The backbone is pinned and ready to sew down.
- Stitch the backbones in place. I used a sewing needle with blue thread to stitch down the design, but you could also use yarn and a tapestry needle.
- Create the bonds to represent base pairs using a back stitch and your contrasting color. I created three bonds with each twist on my headband.
- With MC, join the two edges of the headband together. You can either stitch them closed with a whip stitch or you can create a flat single crochet seam.
- Connect the edges of your double helix. Since my DNA didn't line up exactly at the edges, I found an intersection point for the crochet chains and then inserted the excess onto the wrong side of the fabric. I stitched down the ends and added another base pairing. I unraveled any excess chain and wove in the loose ends on the wrong side of the fabric.
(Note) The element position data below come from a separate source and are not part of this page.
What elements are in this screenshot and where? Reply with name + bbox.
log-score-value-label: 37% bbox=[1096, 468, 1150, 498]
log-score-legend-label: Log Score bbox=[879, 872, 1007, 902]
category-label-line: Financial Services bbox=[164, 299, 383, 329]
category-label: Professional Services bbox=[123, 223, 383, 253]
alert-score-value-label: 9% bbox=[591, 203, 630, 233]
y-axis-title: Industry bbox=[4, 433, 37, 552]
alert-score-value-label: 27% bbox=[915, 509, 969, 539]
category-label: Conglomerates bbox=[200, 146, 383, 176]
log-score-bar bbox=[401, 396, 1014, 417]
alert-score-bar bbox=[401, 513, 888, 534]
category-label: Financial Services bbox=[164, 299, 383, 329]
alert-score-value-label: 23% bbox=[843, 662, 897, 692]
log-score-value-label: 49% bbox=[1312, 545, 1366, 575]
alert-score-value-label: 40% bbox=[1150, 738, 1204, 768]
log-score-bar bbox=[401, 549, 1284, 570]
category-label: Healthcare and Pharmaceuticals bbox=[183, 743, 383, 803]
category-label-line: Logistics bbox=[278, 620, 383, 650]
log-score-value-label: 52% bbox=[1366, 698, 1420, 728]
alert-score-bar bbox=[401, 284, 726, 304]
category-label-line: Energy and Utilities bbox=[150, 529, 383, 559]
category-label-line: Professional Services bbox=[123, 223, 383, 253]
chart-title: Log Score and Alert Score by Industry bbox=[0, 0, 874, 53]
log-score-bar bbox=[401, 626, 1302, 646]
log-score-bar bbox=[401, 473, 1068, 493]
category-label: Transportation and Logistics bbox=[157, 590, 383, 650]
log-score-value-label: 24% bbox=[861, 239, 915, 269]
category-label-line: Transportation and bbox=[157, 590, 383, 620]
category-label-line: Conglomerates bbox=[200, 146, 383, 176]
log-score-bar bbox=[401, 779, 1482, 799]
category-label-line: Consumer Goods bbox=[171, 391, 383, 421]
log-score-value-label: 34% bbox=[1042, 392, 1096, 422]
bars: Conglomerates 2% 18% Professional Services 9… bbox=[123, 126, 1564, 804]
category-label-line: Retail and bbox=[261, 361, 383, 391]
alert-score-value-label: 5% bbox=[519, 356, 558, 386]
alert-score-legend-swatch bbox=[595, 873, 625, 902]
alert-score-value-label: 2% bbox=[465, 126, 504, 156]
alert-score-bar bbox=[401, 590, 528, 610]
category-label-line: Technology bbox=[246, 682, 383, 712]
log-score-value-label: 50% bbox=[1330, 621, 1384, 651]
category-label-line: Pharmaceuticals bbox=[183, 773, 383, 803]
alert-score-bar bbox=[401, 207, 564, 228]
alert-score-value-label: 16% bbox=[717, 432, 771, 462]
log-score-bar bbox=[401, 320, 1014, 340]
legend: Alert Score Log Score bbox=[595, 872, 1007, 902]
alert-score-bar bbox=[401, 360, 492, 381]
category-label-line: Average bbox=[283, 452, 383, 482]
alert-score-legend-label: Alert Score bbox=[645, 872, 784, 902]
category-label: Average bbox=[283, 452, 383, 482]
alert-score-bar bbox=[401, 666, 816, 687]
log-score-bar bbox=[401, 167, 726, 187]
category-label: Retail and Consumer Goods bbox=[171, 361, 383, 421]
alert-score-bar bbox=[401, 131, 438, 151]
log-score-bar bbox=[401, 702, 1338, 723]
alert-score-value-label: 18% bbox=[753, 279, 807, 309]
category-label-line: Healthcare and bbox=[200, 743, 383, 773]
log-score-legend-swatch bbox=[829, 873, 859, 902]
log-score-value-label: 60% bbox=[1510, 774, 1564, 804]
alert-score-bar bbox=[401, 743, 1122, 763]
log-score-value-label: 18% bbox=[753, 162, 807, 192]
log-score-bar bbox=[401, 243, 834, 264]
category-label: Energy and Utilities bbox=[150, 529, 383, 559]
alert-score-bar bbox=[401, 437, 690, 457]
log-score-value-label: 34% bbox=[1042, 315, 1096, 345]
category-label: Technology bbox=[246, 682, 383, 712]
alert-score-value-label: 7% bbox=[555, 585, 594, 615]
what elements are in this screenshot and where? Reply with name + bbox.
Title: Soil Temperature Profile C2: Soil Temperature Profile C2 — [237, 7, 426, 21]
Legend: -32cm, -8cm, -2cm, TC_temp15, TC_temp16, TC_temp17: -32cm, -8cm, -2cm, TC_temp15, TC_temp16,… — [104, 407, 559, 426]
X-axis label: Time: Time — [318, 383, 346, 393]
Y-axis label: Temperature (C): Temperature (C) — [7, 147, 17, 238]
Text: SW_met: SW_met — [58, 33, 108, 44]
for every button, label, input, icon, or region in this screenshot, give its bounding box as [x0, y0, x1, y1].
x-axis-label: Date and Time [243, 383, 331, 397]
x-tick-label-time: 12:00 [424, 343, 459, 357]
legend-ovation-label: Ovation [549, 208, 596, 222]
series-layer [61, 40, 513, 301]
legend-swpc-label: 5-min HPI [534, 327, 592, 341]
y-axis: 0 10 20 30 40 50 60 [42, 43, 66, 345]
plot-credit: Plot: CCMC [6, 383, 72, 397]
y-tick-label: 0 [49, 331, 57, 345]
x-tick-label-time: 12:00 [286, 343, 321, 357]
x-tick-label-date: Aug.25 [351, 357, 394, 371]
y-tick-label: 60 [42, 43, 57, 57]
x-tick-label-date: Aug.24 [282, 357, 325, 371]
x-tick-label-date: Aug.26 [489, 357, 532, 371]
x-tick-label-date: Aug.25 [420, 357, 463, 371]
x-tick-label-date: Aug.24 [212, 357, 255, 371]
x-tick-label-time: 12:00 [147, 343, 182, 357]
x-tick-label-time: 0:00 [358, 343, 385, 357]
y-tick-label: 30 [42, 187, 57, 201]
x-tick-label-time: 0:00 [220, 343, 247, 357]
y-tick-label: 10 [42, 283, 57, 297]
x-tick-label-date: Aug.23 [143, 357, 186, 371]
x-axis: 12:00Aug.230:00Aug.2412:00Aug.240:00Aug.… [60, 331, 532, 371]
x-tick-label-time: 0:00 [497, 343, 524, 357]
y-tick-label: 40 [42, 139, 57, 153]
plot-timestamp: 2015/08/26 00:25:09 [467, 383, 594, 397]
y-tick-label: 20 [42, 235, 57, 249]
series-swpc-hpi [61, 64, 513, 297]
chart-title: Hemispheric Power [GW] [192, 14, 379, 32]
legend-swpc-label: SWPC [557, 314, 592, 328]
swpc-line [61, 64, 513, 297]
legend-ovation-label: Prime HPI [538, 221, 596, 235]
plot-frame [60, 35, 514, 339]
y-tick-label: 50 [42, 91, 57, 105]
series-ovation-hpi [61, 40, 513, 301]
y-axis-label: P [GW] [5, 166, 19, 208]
- Weave in any remaining loose ends.
Ideas with this technique - Spliced is really an applique/embroidery pattern, more than a crochet pattern. You can apply the Spliced DNA Helix onto a number of different projects. Here are some ideas:
- Crochet a pussyhat and apply the embroidered double helix to make a crochet version of the GENEie Pussyhat.
- For a denser fabric, crochet a headband with HDC or even SC stitches.
- You can also add the DNA applique and embroidery onto any knit garment or even onto a commercial fabric.
- Use the applique technique to create an applique resistor headband!
|A comparison of Spliced (center) to two GENEie the Next Generations Headbands.|
When I went to take a selfie of the in progress Spliced Headband, Lucky came up and said, "Cheese!" I told him to go put on his GENEie The Next Generations Headband and pose with me.
The March for Science is quickly coming up on April 22, 2017. Are you making a pattern from the GENEie Collection? There are 6 different hat and headband knitting patterns to choose from, and now with Spliced you could crochet a headband, too!